In light of the President recently declaring a national health emergency due to opioid addiction, it can’t be overstated that an ounce of prevention is worth a pound of cure.
As an addiction specialist, I often hear heartbreaking stories about the moment when a patient’s life took a dark turn. Too often it begins in a doctor’s office, on the seemingly innocent day they received a prescription for opioids. As our country searches for sensible behavior around pain and addiction, it’s critical we turn our attention toward physician quality.
One particular patient’s journey stands out as an example from my years in practice. He worked at a large company with a health plan that afforded him the opportunity to access quality medical care. He thought he was on the road to a healthier life, but then his primary care physician (PCP) prescribed him opioids for chronic lower back pain—despite him having multiple risk factors for addiction that should have been red flags. The story gets worse:
- His PCP and surgeon both failed to review the state prescription monitoring program where they could have learned they were both prescribing opioids to this patient.
- His surgeon escalated the opioid doses beyond what’s recommended outside of a pain-specialty setting.
- He did not receive effective care for his psychosocial problems, turning instead to self-medication with addictive substances.
- When the doctors became suspicious of opioid misuse, they “cut him off” rather than providing him with referrals to appropriate addiction treatment resources.
- When he finally sought addiction treatment on his own, he sought various forms of low-quality, short-term treatments without pursuing evidence-based maintenance treatment for his chronic disease.
- From the onset of his addiction, it took the patient four years to receive effective, life-saving treatment (sadly, on the bright side, that’s six years faster than the national average for substance use disorders.)
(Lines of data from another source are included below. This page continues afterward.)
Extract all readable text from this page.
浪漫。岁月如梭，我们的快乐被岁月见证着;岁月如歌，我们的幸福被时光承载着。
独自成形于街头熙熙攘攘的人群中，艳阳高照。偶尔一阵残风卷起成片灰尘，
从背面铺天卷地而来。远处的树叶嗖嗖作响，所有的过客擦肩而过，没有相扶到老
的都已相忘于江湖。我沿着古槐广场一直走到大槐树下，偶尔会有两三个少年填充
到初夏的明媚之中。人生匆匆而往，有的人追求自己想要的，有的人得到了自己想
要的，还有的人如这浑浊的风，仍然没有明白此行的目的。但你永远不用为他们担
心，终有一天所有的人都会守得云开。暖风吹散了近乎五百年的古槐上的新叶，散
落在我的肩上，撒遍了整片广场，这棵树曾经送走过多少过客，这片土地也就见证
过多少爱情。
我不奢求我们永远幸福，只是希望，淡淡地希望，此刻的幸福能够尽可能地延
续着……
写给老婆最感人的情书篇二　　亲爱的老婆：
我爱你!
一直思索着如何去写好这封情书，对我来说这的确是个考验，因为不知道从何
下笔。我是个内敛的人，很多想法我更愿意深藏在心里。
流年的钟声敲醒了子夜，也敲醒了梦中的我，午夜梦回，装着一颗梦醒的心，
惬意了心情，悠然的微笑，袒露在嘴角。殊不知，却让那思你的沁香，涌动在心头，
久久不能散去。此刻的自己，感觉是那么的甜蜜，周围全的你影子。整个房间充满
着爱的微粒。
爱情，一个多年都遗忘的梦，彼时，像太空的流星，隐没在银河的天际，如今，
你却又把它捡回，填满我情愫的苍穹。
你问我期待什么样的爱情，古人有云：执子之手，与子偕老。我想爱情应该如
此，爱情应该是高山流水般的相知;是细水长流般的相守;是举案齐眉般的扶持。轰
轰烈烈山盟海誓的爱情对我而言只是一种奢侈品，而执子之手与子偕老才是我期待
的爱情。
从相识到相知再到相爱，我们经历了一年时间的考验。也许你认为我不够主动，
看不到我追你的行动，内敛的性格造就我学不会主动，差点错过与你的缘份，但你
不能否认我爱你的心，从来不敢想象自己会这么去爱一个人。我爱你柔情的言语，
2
I was lucky to be able to help this patient achieve sobriety, return to the workforce, and find stability at home. But his journey of low-quality care actually inspired me to leave traditional practice and pursue a career path where I could help employers navigate toward high-quality health care within their coverage network for their large workforces. The number of patients each day that I could keep away from unnecessary medications and procedures was far greater this way than the impact I could have in traditional practice.
For instance, there’s a new data analysis that assesses the pattern of irresponsible pain medication prescribing for patients with headaches. The analysis shows physicians whose overall quality rates in the bottom 10% of our rankings are prescribing opioids at nearly double and triple the rates of their highest quality peers. Similarly, this bottom decile is prescribing barbiturates (another addictive class) to headache patients four to five times more often than the top decile.
Guiding patients away from irresponsible prescribers and towards high-quality, effective physicians can drastically change the trajectory of opioid addiction in America. Our nation’s largest employers can play a vital role in moving our country away from a perpetual cycle of low-quality, high-volume health care that is fueling the opioid crisis.
Over the past weeks, companies like CVS and Cigna have made moves that underscore the role of pharmacies and payers in patients taking opioids. While I’m encouraged by this step, I feel we are still missing out on a critical audience. Corporate executives (who, realistically, are more responsible for their employee’s health than almost anyone else) have a major opportunity to impact our country’s opioid crisis.
Of course, opioid addiction is just one potent example of the impact of low-quality care—there is so much more work to do. But for today, with a greater focus on opioid addiction, our country can turn to tools and technology that already exist to prevent personal tragedy at the hands of health care, and move the needle on a national emergency.